Many of the regulations that the Virginia clinics are challenging have been on the books for decades. The physician-only rule dates back to 1975, as does the rule that second-trimester abortions be performed in a hospital, which the plaintiffs are also challenging.
They’re also hoping Hudson knocks down requirements that patients must make two trips to an abortion facility: one to get an ultrasound and the second to receive the actual procedure. The lawsuit claims the two-trip law forces patients “to jump through needless hoops, without any corresponding benefit.”
The defense
Attorney General Mark Herring argued on the side of Whole Woman’s Health, joining an amicus brief that said the regulations pose an “undue burden” on women seeking abortion care.

And in his office’s motion to dismiss the Virginia lawsuit, Deputy Solicitor General Matthew McGuire acknowledged that the Supreme Court “has repeatedly recognized and reaffirmed a woman’s constitutional right to obtain an abortion,” and that the “plaintiffs make powerful arguments” about some of the regulations.
“But a federal courtroom,” the motion continues, “is not the proper venue for debating the wisdom of these policies.”
Herring’s office declined to comment for this story, and lawyers with Hirschler Fleischer, the law firm serving as outside counsel, did not return requests for comment.
There are moments in the case when even the defendants seem to help the plaintiffs’ case. In his decision, Hudson references Virginia Health Commissioner Norman Oliver’s testimony.
Oliver, who was appointed to his role by Democratic Gov. Ralph Northam, said he thinks the minimum standards for medical facilities that the plaintiffs are challenging “restricts access to abortion care… I can’t tell you how detrimental it is, but I don’t feel that it’s in the interest of women.”

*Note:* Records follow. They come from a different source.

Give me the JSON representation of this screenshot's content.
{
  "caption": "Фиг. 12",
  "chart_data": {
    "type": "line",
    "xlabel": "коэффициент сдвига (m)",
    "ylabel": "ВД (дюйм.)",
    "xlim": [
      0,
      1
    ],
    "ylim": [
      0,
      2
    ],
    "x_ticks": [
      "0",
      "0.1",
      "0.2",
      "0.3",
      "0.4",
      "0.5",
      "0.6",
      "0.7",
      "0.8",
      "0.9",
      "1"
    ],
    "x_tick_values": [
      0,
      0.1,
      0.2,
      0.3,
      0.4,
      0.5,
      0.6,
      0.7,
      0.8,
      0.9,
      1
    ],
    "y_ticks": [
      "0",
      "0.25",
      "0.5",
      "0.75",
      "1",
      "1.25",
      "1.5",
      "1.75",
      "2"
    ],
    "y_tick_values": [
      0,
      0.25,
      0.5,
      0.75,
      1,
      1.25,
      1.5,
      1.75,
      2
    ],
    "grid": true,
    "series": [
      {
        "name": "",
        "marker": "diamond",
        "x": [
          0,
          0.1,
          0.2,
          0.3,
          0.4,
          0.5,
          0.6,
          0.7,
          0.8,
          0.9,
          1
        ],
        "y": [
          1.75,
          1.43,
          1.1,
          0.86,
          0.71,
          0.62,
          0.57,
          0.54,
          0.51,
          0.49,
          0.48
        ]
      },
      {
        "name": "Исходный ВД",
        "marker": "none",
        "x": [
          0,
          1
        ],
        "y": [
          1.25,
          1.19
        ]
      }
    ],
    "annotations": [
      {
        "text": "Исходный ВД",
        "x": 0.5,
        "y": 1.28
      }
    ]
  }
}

The Virginia Department of Health declined to comment.
Anti-abortion groups see a lackluster legal effort from Herring.
“When Virginia’s laws don’t have adequate defense because our Attorney General Mark Herring is an abortion enthusiast, long-standing, good public policy gets overturned,” said Victoria Cobb, president of The Family Foundation.
Tarina Keene, executive director of NARAL Pro-Choice Virginia, a policy and advocacy group, says Herring is “doing his job, and the advocates are doing ours.”
Scholl, executive director of Progress Virginia, stressed that the laws being challenged predate Virginia’s current administration, which “just happens to be who is in office when the suit was filed.”
“The attorney general has always been a staunch advocate for reproductive rights and health access for people in Virginia,” Scholl said. “It is also his role in that office to defend the state in suits such as these.”
Non-physicians performing abortions
For most clinics that provide abortions, nurse practitioners are there every day as full-time staff. Generally, Keene explained, doctors come in a few times a week to perform abortions because of Virginia’s law.
According to the Guttmacher Institute, a research and policy organization aimed at advancing sexual and reproductive health and rights, 34 states require licensed physicians to provide nonsurgical, medication abortions.
Hudson’s decision, Keene said, “opens the door to increasing that access to a lot of women around the state because nurse practitioners and physician’s assistants will now be able to provide that care, and that will also increase access to abortion and it will lower costs to patients.”
Ramesh, the medical director of the Virginia League for Planned Parenthood, said the organization’s three clinics — one in Richmond and two in Hampton Roads — are usually staffed by nurse practitioners already.
“With this ruling, it means a patient could get an abortion when it’s most convenient for them,” Ramesh said.